I’ve been doing these investment tips for 24 years if you can believe it. I can’t. But looking back, I’m surprised I didn’t write this one before.
When I was in my 30s, I had one of those conversations with someone “What if you were suddenly rich what would you do?” I said I’d go back and collect the comic books I loved as a kid. Since many would cost thousands of dollars for good condition original comics, it was (and is) a rich person’s pass time. But then I had a thought. What if I didn’t care about the condition of the comics? What if I didn’t care whether they were reprints? My goal was to get comics there were readable, not rare collectables. And so I decided to see how cheaply I could collect the first 300 issues of Spiderman, which was my favorite book as a kid.
I had the advantage of owning maybe 40 of those comics already, some in book form. It took me six months combing used books stores and comic shops, but I got all the Spiderman comics from 1 to 300. And it cost me only about $200.
This was a major league life lesson to me. What I thought would be crazy expensive became very affordable by just changing my goal a little bit. Think of how you can apply it. That expensive car you want might be available used for a 1/3 of the price. That home in an expensive neighborhood might be much cheaper two miles away. Tuition at Harvard is $53,000 a year.

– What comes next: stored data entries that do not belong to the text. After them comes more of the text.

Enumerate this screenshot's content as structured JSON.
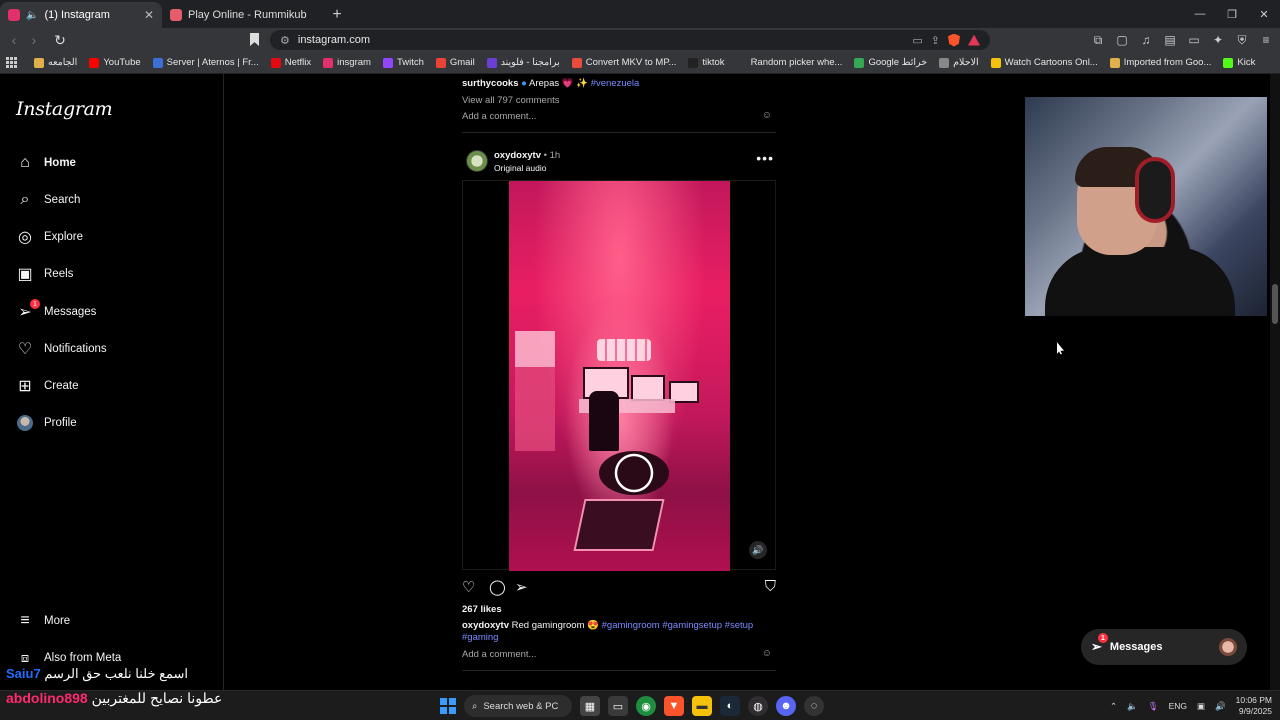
{
  "browser": {
    "tabs": [
      {
        "title": "(1) Instagram",
        "active": true,
        "favicon_color": "#e1306c"
      },
      {
        "title": "Play Online - Rummikub",
        "active": false,
        "favicon_color": "#e35d6a"
      }
    ],
    "url": "instagram.com",
    "bookmarks": [
      {
        "label": "الجامعه",
        "color": "#e0b04a"
      },
      {
        "label": "YouTube",
        "color": "#ff0000"
      },
      {
        "label": "Server | Aternos | Fr...",
        "color": "#3b6fd6"
      },
      {
        "label": "Netflix",
        "color": "#e50914"
      },
      {
        "label": "insgram",
        "color": "#e1306c"
      },
      {
        "label": "Twitch",
        "color": "#9146ff"
      },
      {
        "label": "Gmail",
        "color": "#ea4335"
      },
      {
        "label": "برامجنا - فلويند",
        "color": "#6b3fd6"
      },
      {
        "label": "Convert MKV to MP...",
        "color": "#e94b3c"
      },
      {
        "label": "tiktok",
        "color": "#222222"
      },
      {
        "label": "Random picker whe...",
        "color": "#35363a"
      },
      {
        "label": "Google خرائط",
        "color": "#34a853"
      },
      {
        "label": "الاحلام",
        "color": "#888888"
      },
      {
        "label": "Watch Cartoons Onl...",
        "color": "#f4c20d"
      },
      {
        "label": "Imported from Goo...",
        "color": "#e0b04a"
      },
      {
        "label": "Kick",
        "color": "#53fc18"
      }
    ]
  },
  "sidebar": {
    "logo": "Instagram",
    "items": [
      {
        "label": "Home",
        "icon": "home-icon",
        "glyph": "⌂"
      },
      {
        "label": "Search",
        "icon": "search-icon",
        "glyph": "⌕"
      },
      {
        "label": "Explore",
        "icon": "explore-icon",
        "glyph": "◎"
      },
      {
        "label": "Reels",
        "icon": "reels-icon",
        "glyph": "▣"
      },
      {
        "label": "Messages",
        "icon": "messages-icon",
        "glyph": "➢",
        "badge": "1"
      },
      {
        "label": "Notifications",
        "icon": "heart-icon",
        "glyph": "♡"
      },
      {
        "label": "Create",
        "icon": "create-icon",
        "glyph": "⊞"
      },
      {
        "label": "Profile",
        "icon": "avatar-icon",
        "glyph": ""
      }
    ],
    "more": "More",
    "also_from_meta": "Also from Meta"
  },
  "prev_post": {
    "username": "surthycooks",
    "caption": " Arepas 💗 ✨ ",
    "hashtag": "#venezuela",
    "view_comments": "View all 797 comments",
    "add_comment": "Add a comment..."
  },
  "post": {
    "username": "oxydoxytv",
    "time": "• 1h",
    "audio": "Original audio",
    "likes": "267 likes",
    "caption_user": "oxydoxytv",
    "caption_text": " Red gamingroom 😍 ",
    "hashtags": "#gamingroom #gamingsetup #setup #gaming",
    "add_comment": "Add a comment..."
  },
  "messages_pill": {
    "label": "Messages",
    "badge": "1"
  },
  "overlay": {
    "line1_name": "Saiu7",
    "line1_text": "اسمع خلنا نلعب حق الرسم",
    "line2_name": "abdolino898",
    "line2_text": "عطونا نصايح للمغتربين",
    "name_color": "#1e6eff",
    "name2_color": "#ff2a6d"
  },
  "taskbar": {
    "search_placeholder": "Search web & PC",
    "lang": "ENG",
    "time": "10:06 PM",
    "date": "9/9/2025"
  }
}
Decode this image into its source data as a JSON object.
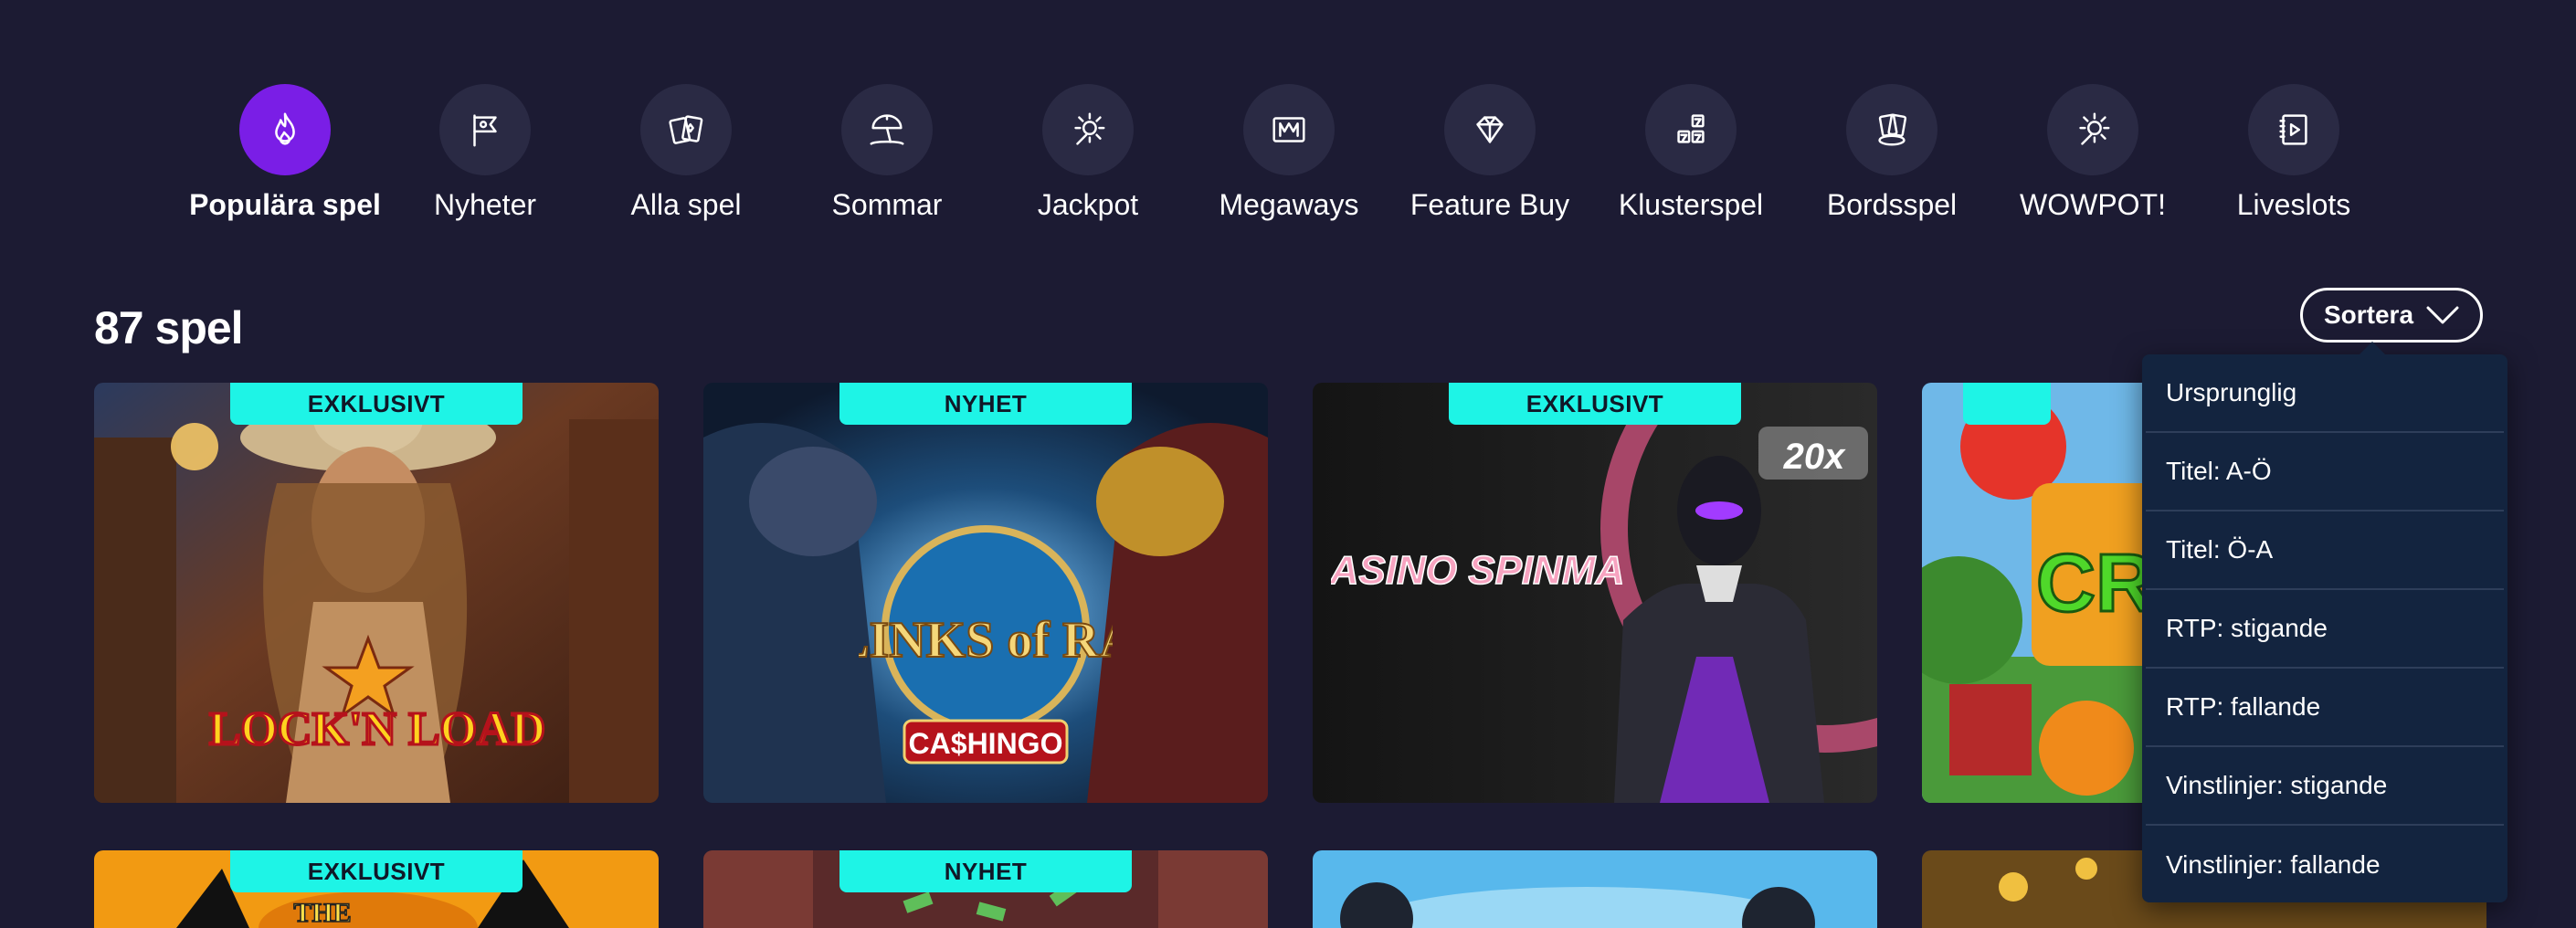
{
  "categories": [
    {
      "label": "Populära spel",
      "icon": "flame-icon",
      "active": true
    },
    {
      "label": "Nyheter",
      "icon": "flag-icon"
    },
    {
      "label": "Alla spel",
      "icon": "cards-icon"
    },
    {
      "label": "Sommar",
      "icon": "beach-umbrella-icon"
    },
    {
      "label": "Jackpot",
      "icon": "jackpot-burst-icon"
    },
    {
      "label": "Megaways",
      "icon": "megaways-icon"
    },
    {
      "label": "Feature Buy",
      "icon": "diamond-icon"
    },
    {
      "label": "Klusterspel",
      "icon": "cluster-blocks-icon"
    },
    {
      "label": "Bordsspel",
      "icon": "table-cards-icon"
    },
    {
      "label": "WOWPOT!",
      "icon": "wowpot-burst-icon"
    },
    {
      "label": "Liveslots",
      "icon": "live-play-icon"
    }
  ],
  "games_count": "87 spel",
  "sort": {
    "label": "Sortera",
    "options": [
      "Ursprunglig",
      "Titel: A-Ö",
      "Titel: Ö-A",
      "RTP: stigande",
      "RTP: fallande",
      "Vinstlinjer: stigande",
      "Vinstlinjer: fallande"
    ]
  },
  "games": [
    {
      "title": "LOCK'N LOAD",
      "badge": "EXKLUSIVT"
    },
    {
      "title": "LINKS of RA",
      "subtitle": "CA$HINGO",
      "badge": "NYHET"
    },
    {
      "title": "CASINO SPINMAN",
      "subtitle": "20x",
      "badge": "EXKLUSIVT"
    },
    {
      "title": "CR",
      "badge": ""
    },
    {
      "title": "THE",
      "badge": "EXKLUSIVT"
    },
    {
      "title": "",
      "badge": "NYHET"
    },
    {
      "title": "",
      "badge": ""
    },
    {
      "title": "",
      "badge": ""
    }
  ],
  "colors": {
    "background": "#1c1b33",
    "accent": "#7a1ee6",
    "badge": "#1ef4e6",
    "dropdown": "#13243f"
  }
}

But tuition at the McGill, the ‘Harvard of Canada’ is $25,000 a year in US dollars. Do two years at a community college first, and that $200,000 degree from a top university drops to $50,000. And so on and so on.
It all boils down to asking one question. If there is something you want that you cannot afford easily, is there some way you can get 90% of what you want, for a heck of a lot less? Keep that in mind with any major expense you have.